Rights of Passage

Computerworld - When Corning Inc. began selling products for military and aerospace use, the optical-fiber and cabling product manufacturer needed a way to show that it was following export controls and handling sensitive documents properly. "The government regulations are very explicit," says James Scott, director of knowledge and information management. To meet those requirements, the Corning, N.Y.-based company deployed enterprise rights management (ERM) software from Liquid Machines Inc.

Corning's research and development staff uses the software to encrypt critical documents and apply rules that determine not just who has access to the files but also whether they can print, copy or forward them to others. The system also establishes a chain of custody, providing an audit trail of who accessed a document when and what they did with it. "We can put our hands on our hearts and say we know we are compliant," Scott says.

Government contractors such as Corning aren't the only organizations thinking about document security these days. Recent high-profile data thefts and government regulations covering everything from financial disclosure to customer privacy have businesses worrying about where sensitive e-mail is going. IT organizations are struggling to control both dissemination of and access to corporate data contained in e-mail messages, Word documents or other electronic document formats. Leaked customer data or an untimely release of financial information can lead to public embarrassments as well as legal fines.

But Corning, like many other organizations with large R&D investments, has another concern: protecting documents pertaining to intellectual property that it's developing. "Many companies are very lax in their understanding and use of [ERM] as a way to protect their intellectual property," Scott says.

ERM Inside

Like digital rights management software, ERM products lock documents by encrypting them. But while DRM focuses on the consumer, ERM systems are designed to support document security policies both within and between businesses and to provide an audit trail.

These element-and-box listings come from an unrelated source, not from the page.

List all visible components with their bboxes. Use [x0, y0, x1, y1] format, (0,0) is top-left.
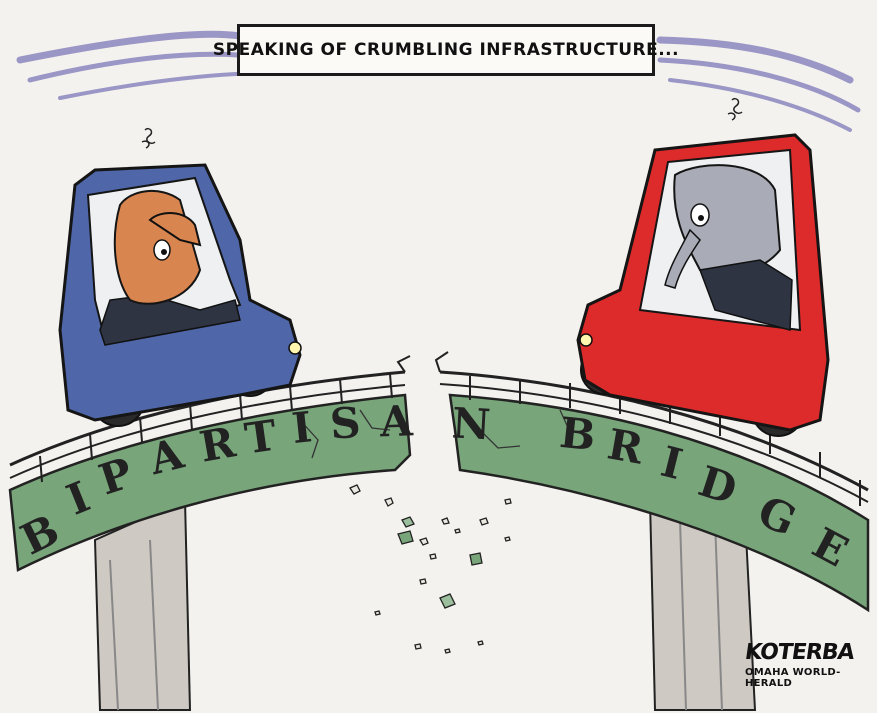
- bridge-letter: B: [557, 408, 597, 460]
- signature-name: KOTERBA: [743, 640, 856, 665]
- signature-paper: OMAHA WORLD-HERALD: [745, 667, 841, 689]
- falling-debris: [349, 484, 512, 654]
- bridge-letter: S: [328, 398, 362, 449]
- bridge-letter: N: [451, 398, 492, 449]
- sky-streaks: [16, 30, 861, 132]
- caption-box: SPEAKING OF CRUMBLING INFRASTRUCTURE...: [213, 24, 679, 76]
- bridge-right-span: [434, 351, 870, 613]
- bridge-left-span: [8, 355, 412, 572]
- artist-signature: KOTERBA OMAHA WORLD-HERALD: [743, 640, 877, 689]
- blue-car: [58, 127, 302, 427]
- bridge-cracks: [299, 409, 571, 459]
- bridge-pillars: [93, 498, 757, 711]
- red-car: [576, 97, 830, 437]
- caption-text: SPEAKING OF CRUMBLING INFRASTRUCTURE...: [212, 40, 680, 60]
- bridge-letter: A: [378, 396, 415, 446]
- bridge-letter: T: [242, 411, 280, 464]
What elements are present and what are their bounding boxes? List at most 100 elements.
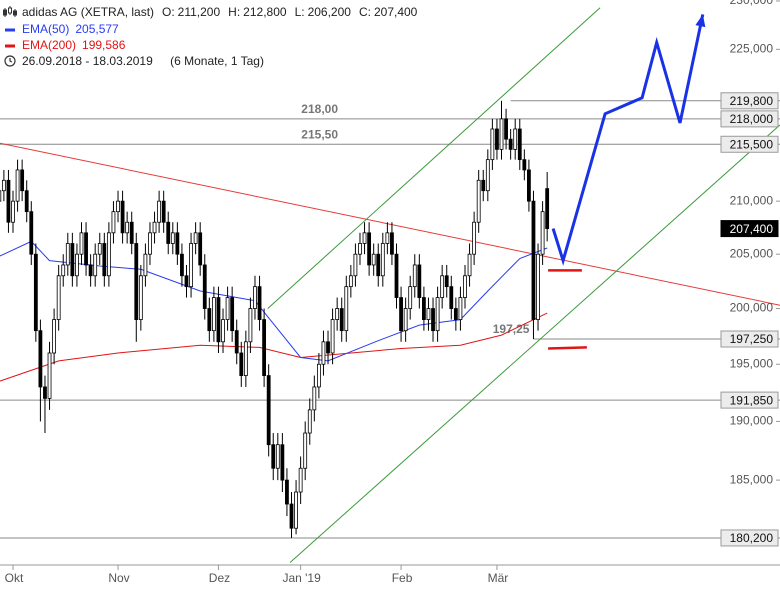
candle-body	[38, 330, 43, 388]
y-tick-label: 205,000	[730, 246, 774, 260]
price-box	[720, 135, 779, 153]
candle-body	[417, 264, 422, 298]
candle-body	[394, 253, 399, 298]
candle-body	[157, 200, 162, 223]
candle-body	[207, 308, 212, 332]
candle-body	[399, 297, 403, 332]
candle-body	[476, 179, 481, 223]
candle-body	[344, 286, 349, 332]
candle-body	[458, 297, 463, 320]
y-tick-label: 185,000	[730, 472, 774, 486]
quote-value: 212,800	[243, 5, 287, 19]
candle-body	[138, 275, 143, 320]
candle-body	[431, 308, 435, 332]
quote-key: L:	[295, 5, 305, 19]
candle-body	[504, 118, 508, 140]
candle-body	[102, 243, 107, 277]
quote-key: C:	[359, 5, 371, 19]
candle-body	[143, 253, 148, 277]
projection-line	[551, 14, 705, 266]
candle-body	[84, 232, 88, 266]
price-label: 219,800	[730, 94, 774, 108]
candle-body	[111, 211, 116, 234]
x-tick-label: Okt	[5, 571, 24, 585]
level-note: 215,50	[301, 127, 338, 141]
candle-body	[513, 128, 518, 150]
candle-body	[257, 286, 262, 320]
chart-icon	[3, 6, 17, 17]
candle-body	[33, 253, 38, 332]
quote-value: 207,400	[374, 5, 418, 19]
candle-body	[189, 243, 193, 288]
candle-body	[435, 297, 440, 332]
candle-body	[170, 232, 175, 244]
x-tick-label: Dez	[209, 571, 230, 585]
candle-body	[202, 264, 207, 309]
candle-body	[495, 128, 499, 150]
candle-body	[56, 275, 61, 320]
price-box	[720, 220, 779, 238]
candle-body	[335, 308, 340, 320]
candle-body	[421, 297, 426, 320]
candle-body	[540, 211, 545, 255]
trend-line	[267, 7, 601, 309]
candle-body	[106, 232, 111, 277]
candle-body	[367, 232, 372, 266]
candle-body	[481, 179, 486, 192]
candle-body	[453, 308, 458, 320]
candle-body	[1, 179, 6, 192]
price-label: 218,000	[730, 112, 774, 126]
legend-label: EMA(200) 199,586	[22, 38, 126, 52]
candle-body	[6, 179, 11, 223]
candle-body	[339, 308, 344, 332]
candle-body	[408, 286, 413, 309]
candle-body	[193, 232, 198, 244]
quote-key: H:	[228, 5, 240, 19]
candle-body	[262, 319, 267, 376]
candle-body	[29, 211, 34, 255]
legend-label: EMA(50) 205,577	[22, 22, 119, 36]
candle-body	[125, 221, 130, 234]
candle-body	[225, 297, 230, 320]
candle-body	[0, 190, 2, 202]
candle-body	[248, 308, 253, 343]
candle-body	[271, 444, 276, 469]
candle-body	[221, 319, 225, 343]
candle-body	[184, 275, 189, 288]
chart-title: adidas AG (XETRA, last)	[22, 5, 154, 19]
candle-body	[180, 253, 184, 277]
candle-body	[326, 341, 330, 354]
marker-line	[548, 346, 587, 350]
candle-body	[161, 200, 166, 223]
quote-value: 206,200	[308, 5, 352, 19]
candle-body	[61, 264, 66, 277]
price-box	[720, 92, 779, 110]
candle-body	[444, 275, 449, 288]
y-tick-label: 195,000	[730, 356, 774, 370]
candle-body	[385, 232, 390, 244]
price-box	[720, 330, 779, 348]
candle-body	[79, 232, 84, 255]
legend-value: 205,577	[75, 22, 119, 36]
candle-body	[11, 200, 15, 223]
candle-body	[75, 253, 79, 277]
period-note: (6 Monate, 1 Tag)	[170, 54, 264, 68]
x-tick-label: Feb	[392, 571, 413, 585]
candle-body	[348, 275, 353, 288]
candle-body	[47, 352, 52, 399]
candle-body	[93, 253, 98, 277]
candle-body	[426, 308, 431, 320]
candle-body	[243, 341, 248, 376]
clock-icon	[4, 55, 16, 67]
candle-body	[285, 479, 289, 505]
candle-body	[390, 232, 394, 255]
candle-body	[65, 243, 70, 266]
candle-body	[536, 253, 540, 320]
candle-body	[527, 169, 531, 202]
candle-body	[166, 221, 171, 244]
candle-body	[275, 444, 280, 469]
candle-body	[289, 503, 294, 529]
candle-body	[380, 243, 385, 277]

In an ERM system, a policy server stores encryption keys, authorizes user access to documents and maintains policy templates that store rules that dictate what users in different roles can do with different classes of documents. Users then apply those policies to documents as they create them. Most products require users to run agent software or plug-ins designed to work with specific applications, such as Microsoft Word or Internet Explorer. Others, such as Microsoft Corp.'s Rights Management Services (RMS), require that applications be modified to natively support the ERM system's application programming interfaces (API). Most also require an identity management infrastructure.

"If you don't have an enterprise directory, it will be more challenging," says Trent Henry, an analyst at Burton Group in Midvale, Utah.